• 350g pumpkin, peeled, seeded and diced
• 175g caster sugar
• 150g almonds
• 80g plain flour
• 100g butter
• 35g potato starch
• 6 egg yolks
• 2 egg whites, beaten
• 2 Amaretti biscuits, crumbled
• ¾ sachet yeast
• Icing sugar
1. Preheat oven to 190°C. Grease a 24cm round cake tin with butter and coat with a little semolina.
2. In a medium pan, heat ¼ of the butter and cook the pumpkin until al dente. Set aside to cool.
3. Pass the pumpkin through a food processor. Set aside.
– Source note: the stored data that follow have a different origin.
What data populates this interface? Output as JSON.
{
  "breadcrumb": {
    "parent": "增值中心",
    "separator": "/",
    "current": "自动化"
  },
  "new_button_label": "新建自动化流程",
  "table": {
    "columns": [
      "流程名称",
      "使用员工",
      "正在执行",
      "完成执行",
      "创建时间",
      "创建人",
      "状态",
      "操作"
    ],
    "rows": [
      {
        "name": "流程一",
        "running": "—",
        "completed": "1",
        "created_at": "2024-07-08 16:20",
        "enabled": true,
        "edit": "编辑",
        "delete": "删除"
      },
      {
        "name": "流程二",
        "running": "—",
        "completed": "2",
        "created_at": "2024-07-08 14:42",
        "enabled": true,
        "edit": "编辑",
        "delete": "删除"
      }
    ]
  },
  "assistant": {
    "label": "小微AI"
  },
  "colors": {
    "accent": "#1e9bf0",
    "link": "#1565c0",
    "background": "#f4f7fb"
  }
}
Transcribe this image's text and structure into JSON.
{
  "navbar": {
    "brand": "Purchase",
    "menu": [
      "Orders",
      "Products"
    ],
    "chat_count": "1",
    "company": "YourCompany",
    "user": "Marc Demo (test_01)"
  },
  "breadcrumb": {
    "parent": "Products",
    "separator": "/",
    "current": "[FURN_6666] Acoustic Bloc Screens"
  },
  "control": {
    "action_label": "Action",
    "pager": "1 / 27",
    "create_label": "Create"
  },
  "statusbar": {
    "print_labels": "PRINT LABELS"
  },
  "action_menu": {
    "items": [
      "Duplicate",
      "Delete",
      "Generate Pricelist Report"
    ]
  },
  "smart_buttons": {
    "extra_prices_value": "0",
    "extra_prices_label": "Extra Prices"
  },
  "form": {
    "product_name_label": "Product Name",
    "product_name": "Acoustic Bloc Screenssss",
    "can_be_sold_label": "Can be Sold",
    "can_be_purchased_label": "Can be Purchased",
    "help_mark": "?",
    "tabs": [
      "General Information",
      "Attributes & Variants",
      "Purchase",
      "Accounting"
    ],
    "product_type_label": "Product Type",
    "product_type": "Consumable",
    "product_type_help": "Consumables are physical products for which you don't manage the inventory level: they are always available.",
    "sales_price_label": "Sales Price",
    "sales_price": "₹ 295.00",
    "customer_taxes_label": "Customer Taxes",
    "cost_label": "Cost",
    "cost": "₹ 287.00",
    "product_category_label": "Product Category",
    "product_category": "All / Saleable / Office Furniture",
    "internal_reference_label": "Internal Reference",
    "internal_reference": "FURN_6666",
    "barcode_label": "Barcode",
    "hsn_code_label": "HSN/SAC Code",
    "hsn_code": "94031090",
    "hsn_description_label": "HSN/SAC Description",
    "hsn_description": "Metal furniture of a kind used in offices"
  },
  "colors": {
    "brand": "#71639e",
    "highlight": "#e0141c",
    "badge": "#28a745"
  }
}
4. Pass the almonds and 1 tbsp of the caster sugar through a food processor until you have a fine powder.
5. Melt the remaining butter.
6. In a large bowl, beat the egg yolks with the remaining caster sugar until you have a foamy mixture.
7. While stirring with a wooden spoon, add the almonds, Amaretti biscuits and melted butter.
8. Continue to stir and sift in the flour, potato starch and yeast.
9. Add the pumpkin paste and egg whites and season with a pinch of salt.
10. Pour the mixture into the cake tin and bake for around 50 minutes.
11. Set aside to cool, then dust with icing sugar.